In the sense that reviews are cited as personal opinions or viewpoints on a game...then...

It would be fair to criticise this review on the first point, but leaping down their throat on the basis of their personal opinion strikes me as a little childish. You or someone else may not have found it hard, but Ayanin did, apparently, and that's fair enough. Warranting of a review and a 2-star rating? Perhaps not, but this length of textual critique on a finished game generally ends up in the review section.

I didn't read Ayanin's response as a personally attack on Ronove and more of a citation of their right to actually post a review or commentary that isn't entirely positive. Which is fully within their rights. And it's fully within Ronove's right to ignore it, too. It doesn't mean it shouldn't be stated.

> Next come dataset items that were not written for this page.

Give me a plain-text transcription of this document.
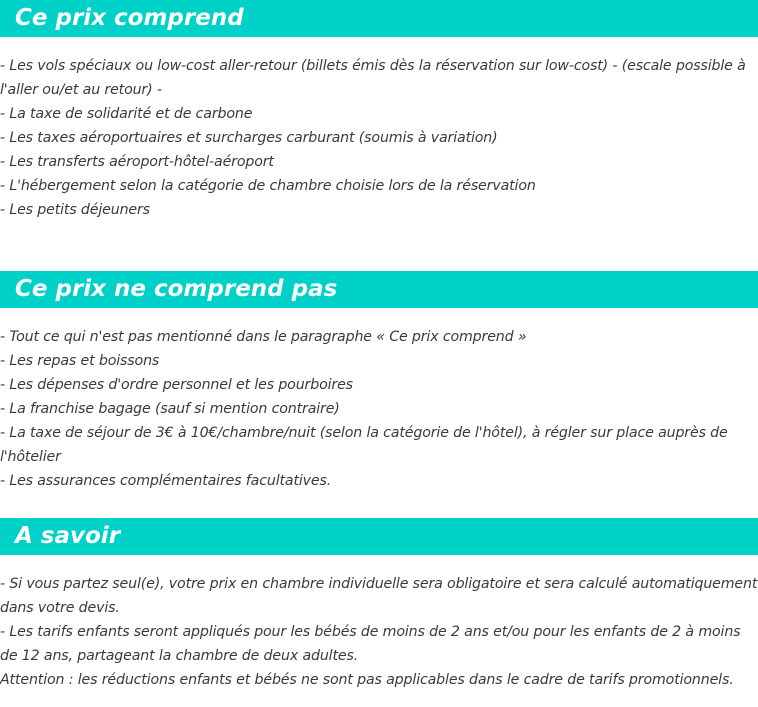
Ce prix comprend
- Les vols spéciaux ou low-cost aller-retour (billets émis dès la réservation sur low-cost) - (escale possible à l'aller ou/et au retour) -
- La taxe de solidarité et de carbone
- Les taxes aéroportuaires et surcharges carburant (soumis à variation)
- Les transferts aéroport-hôtel-aéroport
- L'hébergement selon la catégorie de chambre choisie lors de la réservation
- Les petits déjeuners
Ce prix ne comprend pas
- Tout ce qui n'est pas mentionné dans le paragraphe « Ce prix comprend »
- Les repas et boissons
- Les dépenses d'ordre personnel et les pourboires
- La franchise bagage (sauf si mention contraire)
- La taxe de séjour de 3€ à 10€/chambre/nuit (selon la catégorie de l'hôtel), à régler sur place auprès de l'hôtelier
- Les assurances complémentaires facultatives.
A savoir
- Si vous partez seul(e), votre prix en chambre individuelle sera obligatoire et sera calculé automatiquement dans votre devis.
- Les tarifs enfants seront appliqués pour les bébés de moins de 2 ans et/ou pour les enfants de 2 à moins de 12 ans, partageant la chambre de deux adultes.
Attention : les réductions enfants et bébés ne sont pas applicables dans le cadre de tarifs promotionnels.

Essentially, everyone who's saying "it's not that hard, you're just bitching", seriously, cut it out. Complain about the review's lack of substance or critique on other areas of the game, complain that this should've been a comment, etc, but don't attack someone's right to voice an opinion. That's the way they felt and experienced the game.

I'm not taking sides, since I have yet to actually play SSP (it has been on my HDD for a little while, but I'm pretty busy). Behaviour like this is why we don't get as many people reviewing games and contributing an opinion.